Daviddi Enrico, Chen Zhiting, Beam Massani Brooke, Lee Jaemin, Bentley Cameron L, Unwin Patrick R, Ratcliff Erin L
Department of Chemistry , University of Warwick , Coventry CV4 7AL , United Kingdom.
Department of Materials Science and Engineering , University of Arizona , Tucson , Arizona 85721 , United States.
ACS Nano. 2019 Nov 26;13(11):13271-13284. doi: 10.1021/acsnano.9b06302. Epub 2019 Nov 7.
Conductive polymers are exceptionally promising for modular electrochemical applications including chemical sensors, bioelectronics, redox-flow batteries, and photoelectrochemical systems due to considerable synthetic tunability and ease of processing. Despite well-established structural heterogeneity in these systems, conventional macroscopic electroanalytical methods-specifically cyclic voltammetry-are typically used as the primary tool for structure-property elucidation. This work presents an alternative correlative multimicroscopy strategy. Data from laboratory and synchrotron-based microspectroscopies, including conducting-atomic force microscopy and synchrotron nanoscale infrared spectroscopy, are combined with potentiodynamic movies of electrochemical fluxes from scanning electrochemical cell microscopy (SECCM) to reveal the relationship between electrode structure and activity. A model conductive polymer electrode system of tailored heterogeneity is investigated, consisting of phase-segregated domains of poly(3-hexylthiophene) (P3HT) surrounded by contiguous regions of insulating poly(methyl methacrylate) (PMMA), representing an ultramicroelectrode array. Isolated domains of P3HT are shown to retain bulk-like chemical and electronic structure when blended with PMMA and possess approximately equivalent electron-transfer rate constants compared to pure P3HT electrodes. The nanoscale electrochemical data are used to model and predict multiscale electrochemical behavior, revealing that macroscopic cyclic voltammograms should be much more kinetically facile than observed experimentally. This indicates that parasitic resistances rather than redox kinetics play a dominant role in macroscopic measurements in these conductive polymer systems. SECCM further demonstrates that the ambient degradation of the P3HT electroactivity within P3HT/PMMA blends is spatially heterogeneous. This work serves as a roadmap for benchmarking the quality of conductive polymer films as electrodes, emphasizing the importance of nanoscale electrochemical measurements in understanding macroscopic properties.
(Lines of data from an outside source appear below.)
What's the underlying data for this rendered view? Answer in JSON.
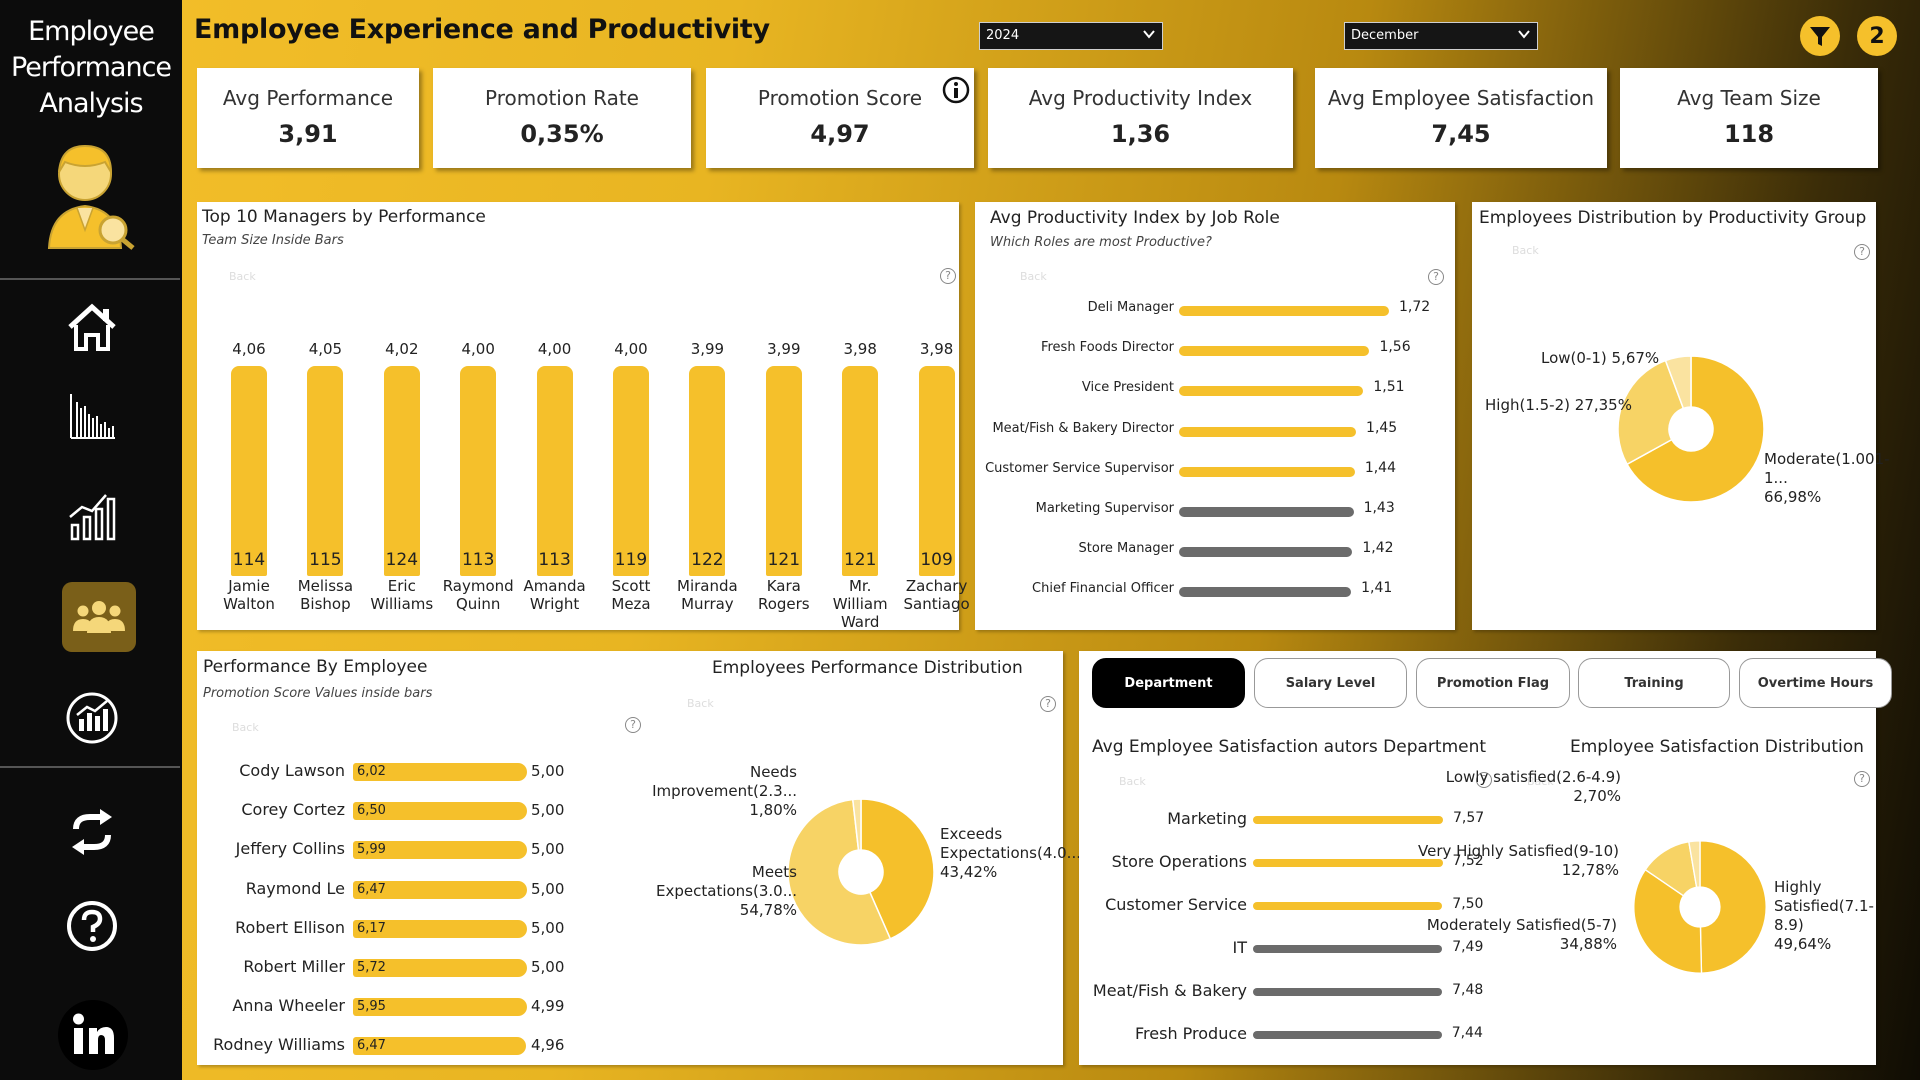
{
  "app": {
    "title_line1": "Employee",
    "title_line2": "Performance",
    "title_line3": "Analysis"
  },
  "header": {
    "title": "Employee Experience and Productivity",
    "year": "2024",
    "month": "December",
    "filter_count": "2"
  },
  "nav": [
    "home-icon",
    "decline-chart-icon",
    "growth-chart-icon",
    "team-icon",
    "stats-icon",
    "refresh-icon",
    "help-icon",
    "linkedin-icon"
  ],
  "kpis": [
    {
      "label": "Avg Performance",
      "value": "3,91"
    },
    {
      "label": "Promotion Rate",
      "value": "0,35%"
    },
    {
      "label": "Promotion Score",
      "value": "4,97"
    },
    {
      "label": "Avg Productivity Index",
      "value": "1,36"
    },
    {
      "label": "Avg Employee Satisfaction",
      "value": "7,45"
    },
    {
      "label": "Avg Team Size",
      "value": "118"
    }
  ],
  "managers": {
    "title": "Top 10 Managers by Performance",
    "subtitle": "Team Size Inside Bars",
    "back": "Back",
    "items": [
      {
        "name1": "Jamie",
        "name2": "Walton",
        "name3": "",
        "value": 4.06,
        "label": "4,06",
        "team": "114"
      },
      {
        "name1": "Melissa",
        "name2": "Bishop",
        "name3": "",
        "value": 4.05,
        "label": "4,05",
        "team": "115"
      },
      {
        "name1": "Eric",
        "name2": "Williams",
        "name3": "",
        "value": 4.02,
        "label": "4,02",
        "team": "124"
      },
      {
        "name1": "Raymond",
        "name2": "Quinn",
        "name3": "",
        "value": 4.0,
        "label": "4,00",
        "team": "113"
      },
      {
        "name1": "Amanda",
        "name2": "Wright",
        "name3": "",
        "value": 4.0,
        "label": "4,00",
        "team": "113"
      },
      {
        "name1": "Scott",
        "name2": "Meza",
        "name3": "",
        "value": 4.0,
        "label": "4,00",
        "team": "119"
      },
      {
        "name1": "Miranda",
        "name2": "Murray",
        "name3": "",
        "value": 3.99,
        "label": "3,99",
        "team": "122"
      },
      {
        "name1": "Kara",
        "name2": "Rogers",
        "name3": "",
        "value": 3.99,
        "label": "3,99",
        "team": "121"
      },
      {
        "name1": "Mr.",
        "name2": "William",
        "name3": "Ward",
        "value": 3.98,
        "label": "3,98",
        "team": "121"
      },
      {
        "name1": "Zachary",
        "name2": "Santiago",
        "name3": "",
        "value": 3.98,
        "label": "3,98",
        "team": "109"
      }
    ]
  },
  "jobroles": {
    "title": "Avg Productivity Index by Job Role",
    "subtitle": "Which Roles are most Productive?",
    "back": "Back",
    "items": [
      {
        "role": "Deli Manager",
        "value": 1.72,
        "label": "1,72",
        "color": "#f5c02b"
      },
      {
        "role": "Fresh Foods Director",
        "value": 1.56,
        "label": "1,56",
        "color": "#f5c02b"
      },
      {
        "role": "Vice President",
        "value": 1.51,
        "label": "1,51",
        "color": "#f5c02b"
      },
      {
        "role": "Meat/Fish & Bakery Director",
        "value": 1.45,
        "label": "1,45",
        "color": "#f5c02b"
      },
      {
        "role": "Customer Service Supervisor",
        "value": 1.44,
        "label": "1,44",
        "color": "#f5c02b"
      },
      {
        "role": "Marketing Supervisor",
        "value": 1.43,
        "label": "1,43",
        "color": "#6b6b6b"
      },
      {
        "role": "Store Manager",
        "value": 1.42,
        "label": "1,42",
        "color": "#6b6b6b"
      },
      {
        "role": "Chief Financial Officer",
        "value": 1.41,
        "label": "1,41",
        "color": "#6b6b6b"
      }
    ]
  },
  "prodgroup": {
    "title": "Employees Distribution by Productivity Group",
    "back": "Back",
    "slices": [
      {
        "name": "Moderate(1.001-1...",
        "pct": 66.98,
        "label": "66,98%",
        "color": "#f5c02b"
      },
      {
        "name": "High(1.5-2)",
        "pct": 27.35,
        "label": "27,35%",
        "color": "#f7d365"
      },
      {
        "name": "Low(0-1)",
        "pct": 5.67,
        "label": "5,67%",
        "color": "#fae3a0"
      }
    ]
  },
  "employees": {
    "title": "Performance By Employee",
    "subtitle": "Promotion Score Values inside bars",
    "back": "Back",
    "items": [
      {
        "name": "Cody Lawson",
        "inside": "6,02",
        "value": 5.0,
        "label": "5,00"
      },
      {
        "name": "Corey Cortez",
        "inside": "6,50",
        "value": 5.0,
        "label": "5,00"
      },
      {
        "name": "Jeffery Collins",
        "inside": "5,99",
        "value": 5.0,
        "label": "5,00"
      },
      {
        "name": "Raymond Le",
        "inside": "6,47",
        "value": 5.0,
        "label": "5,00"
      },
      {
        "name": "Robert Ellison",
        "inside": "6,17",
        "value": 5.0,
        "label": "5,00"
      },
      {
        "name": "Robert Miller",
        "inside": "5,72",
        "value": 5.0,
        "label": "5,00"
      },
      {
        "name": "Anna Wheeler",
        "inside": "5,95",
        "value": 4.99,
        "label": "4,99"
      },
      {
        "name": "Rodney Williams",
        "inside": "6,47",
        "value": 4.96,
        "label": "4,96"
      }
    ]
  },
  "perfdist": {
    "title": "Employees Performance Distribution",
    "back": "Back",
    "slices": [
      {
        "name": "Exceeds Expectations(4.0...",
        "pct": 43.42,
        "label": "43,42%",
        "color": "#f5c02b"
      },
      {
        "name": "Meets Expectations(3.0...",
        "pct": 54.78,
        "label": "54,78%",
        "color": "#f7d365"
      },
      {
        "name": "Needs Improvement(2.3...",
        "pct": 1.8,
        "label": "1,80%",
        "color": "#fae3a0"
      }
    ]
  },
  "tabs": [
    "Department",
    "Salary Level",
    "Promotion Flag",
    "Training",
    "Overtime Hours"
  ],
  "deptsat": {
    "title": "Avg Employee Satisfaction autors Department",
    "back": "Back",
    "items": [
      {
        "dept": "Marketing",
        "value": 7.57,
        "label": "7,57",
        "color": "#f5c02b"
      },
      {
        "dept": "Store Operations",
        "value": 7.52,
        "label": "7,52",
        "color": "#f5c02b"
      },
      {
        "dept": "Customer Service",
        "value": 7.5,
        "label": "7,50",
        "color": "#f5c02b"
      },
      {
        "dept": "IT",
        "value": 7.49,
        "label": "7,49",
        "color": "#6b6b6b"
      },
      {
        "dept": "Meat/Fish & Bakery",
        "value": 7.48,
        "label": "7,48",
        "color": "#6b6b6b"
      },
      {
        "dept": "Fresh Produce",
        "value": 7.44,
        "label": "7,44",
        "color": "#6b6b6b"
      }
    ]
  },
  "satdist": {
    "title": "Employee Satisfaction Distribution",
    "back": "Back",
    "slices": [
      {
        "name": "Highly Satisfied(7.1-8.9)",
        "pct": 49.64,
        "label": "49,64%",
        "color": "#f5c02b"
      },
      {
        "name": "Moderately Satisfied(5-7)",
        "pct": 34.88,
        "label": "34,88%",
        "color": "#f5c02b"
      },
      {
        "name": "Very Highly Satisfied(9-10)",
        "pct": 12.78,
        "label": "12,78%",
        "color": "#f7d365"
      },
      {
        "name": "Lowly satisfied(2.6-4.9)",
        "pct": 2.7,
        "label": "2,70%",
        "color": "#fae3a0"
      }
    ]
  },
  "colors": {
    "accent": "#f5c02b",
    "sidebar": "#0c0c0c",
    "muted_bar": "#6b6b6b"
  }
}
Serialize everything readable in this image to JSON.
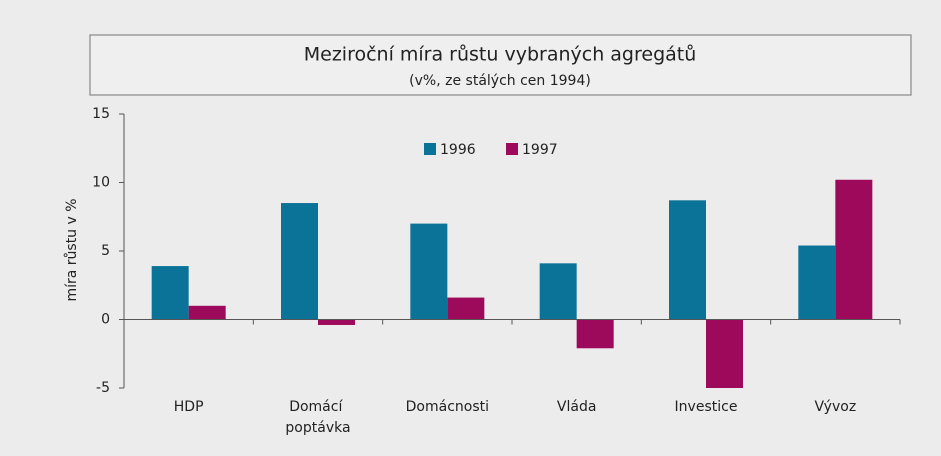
{
  "chart_data": {
    "type": "bar",
    "title": "Meziroční míra růstu vybraných agregátů",
    "subtitle": "(v%, ze stálých cen 1994)",
    "y_label": "míra růstu v %",
    "categories": [
      "HDP",
      "Domácí poptávka",
      "Domácnosti",
      "Vláda",
      "Investice",
      "Vývoz"
    ],
    "series": [
      {
        "name": "1996",
        "color": "#0b7398",
        "values": [
          3.9,
          8.5,
          7.0,
          4.1,
          8.7,
          5.4
        ]
      },
      {
        "name": "1997",
        "color": "#9e0a5b",
        "values": [
          1.0,
          -0.4,
          1.6,
          -2.1,
          -5.0,
          10.2
        ]
      }
    ],
    "ylim": [
      -5,
      15
    ],
    "yticks": [
      -5,
      0,
      5,
      10,
      15
    ],
    "grid": false,
    "legend": "top"
  }
}
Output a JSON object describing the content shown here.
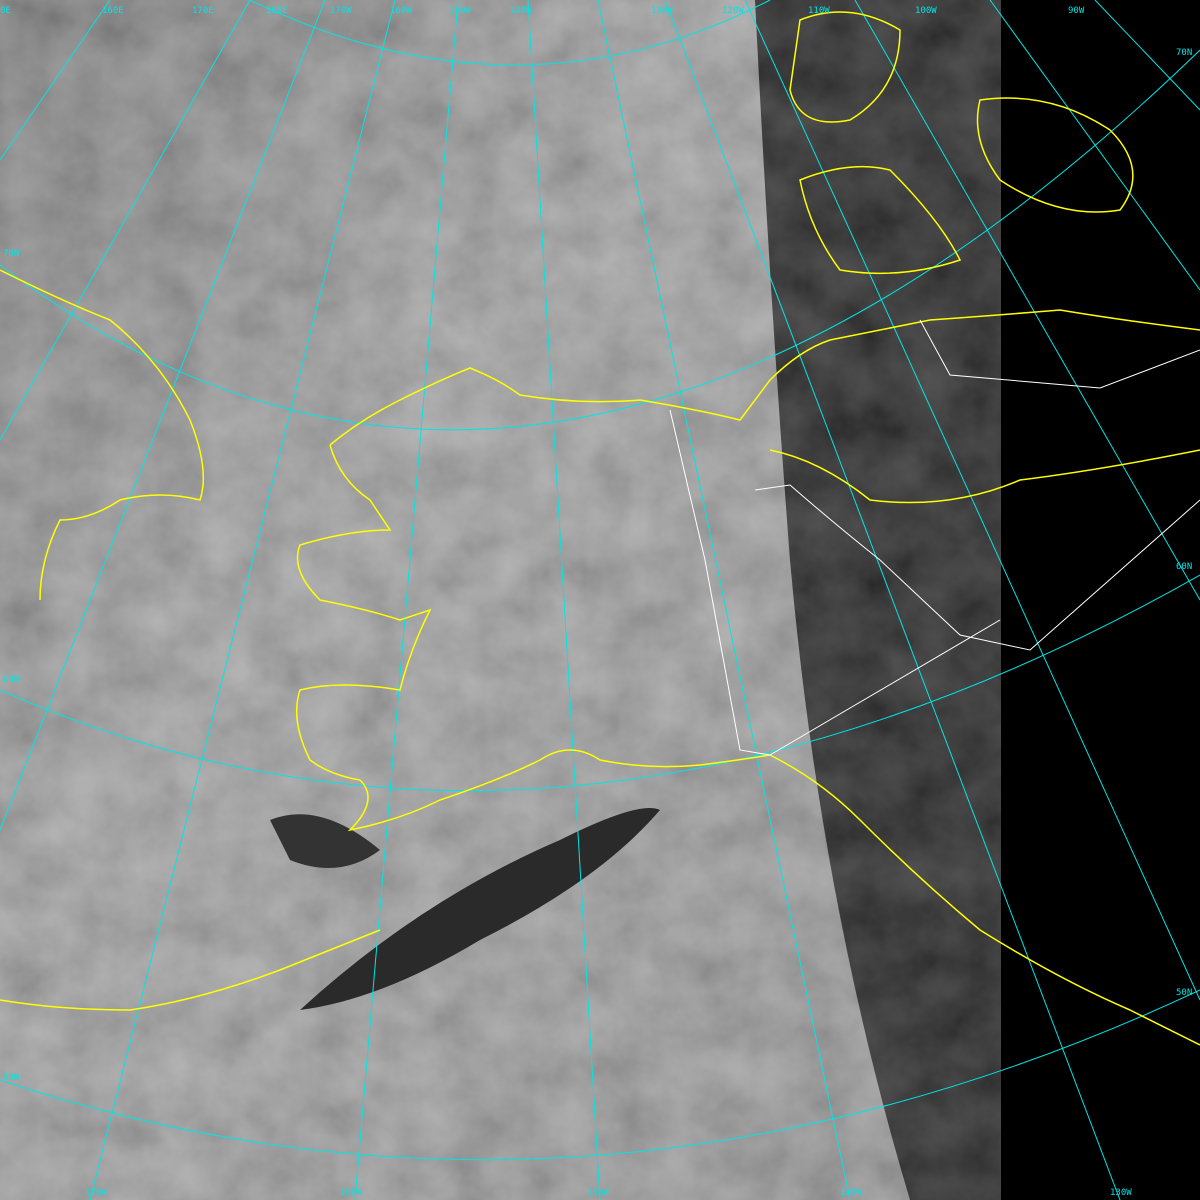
{
  "colors": {
    "graticule": "#00e5e5",
    "coastline": "#ffff00",
    "border": "#ffffff",
    "night_side": "#000000"
  },
  "top_labels": [
    "0E",
    "160E",
    "170E",
    "180E",
    "170W",
    "160W",
    "150W",
    "140W",
    "130W",
    "120W",
    "110W",
    "100W",
    "90W"
  ],
  "bottom_labels": [
    "170W",
    "160W",
    "150W",
    "140W",
    "130W"
  ],
  "left_labels": [
    "70N",
    "60N",
    "50N"
  ],
  "right_labels": [
    "70N",
    "60N",
    "50N"
  ]
}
由于具有相当大的合成可调性和易于加工的特点,导电聚合物在包括化学传感器、生物电子学、氧化还原液流电池和光电化学系统在内的模块化电化学应用中极具前景。尽管这些系统中已确立了结构异质性,但传统的宏观电分析方法——特别是循环伏安法——通常被用作阐明结构与性能关系的主要工具。这项工作提出了一种替代性的相关多显微镜策略。将来自实验室和基于同步加速器的显微光谱学的数据,包括导电原子力显微镜和同步加速器纳米级红外光谱学的数据,与扫描电化学池显微镜(SECCM)的电化学通量的动电位电影相结合,以揭示电极结构与活性之间的关系。研究了一个具有定制异质性的模型导电聚合物电极系统,该系统由聚(3-己基噻吩)(P3HT)的相分离域组成,周围是绝缘聚(甲基丙烯酸甲酯)(PMMA)的连续区域,代表一个超微电极阵列。研究表明,与纯P3HT电极相比,P3HT的孤立域在与PMMA混合时保留了块状的化学和电子结构,并具有近似相等的电子转移速率常数。纳米级电化学数据被用于模拟和预测多尺度电化学行为,结果表明宏观循环伏安图在动力学上应该比实验观察到的要容易得多。这表明在这些导电聚合物系统的宏观测量中,寄生电阻而非氧化还原动力学起主导作用。SECCM进一步证明,P3HT/PMMA共混物中P3HT电活性的环境降解在空间上是不均匀的。这项工作为评估导电聚合物薄膜作为电极的质量提供了路线图,强调了纳米级电化学测量在理解宏观性质方面的重要性。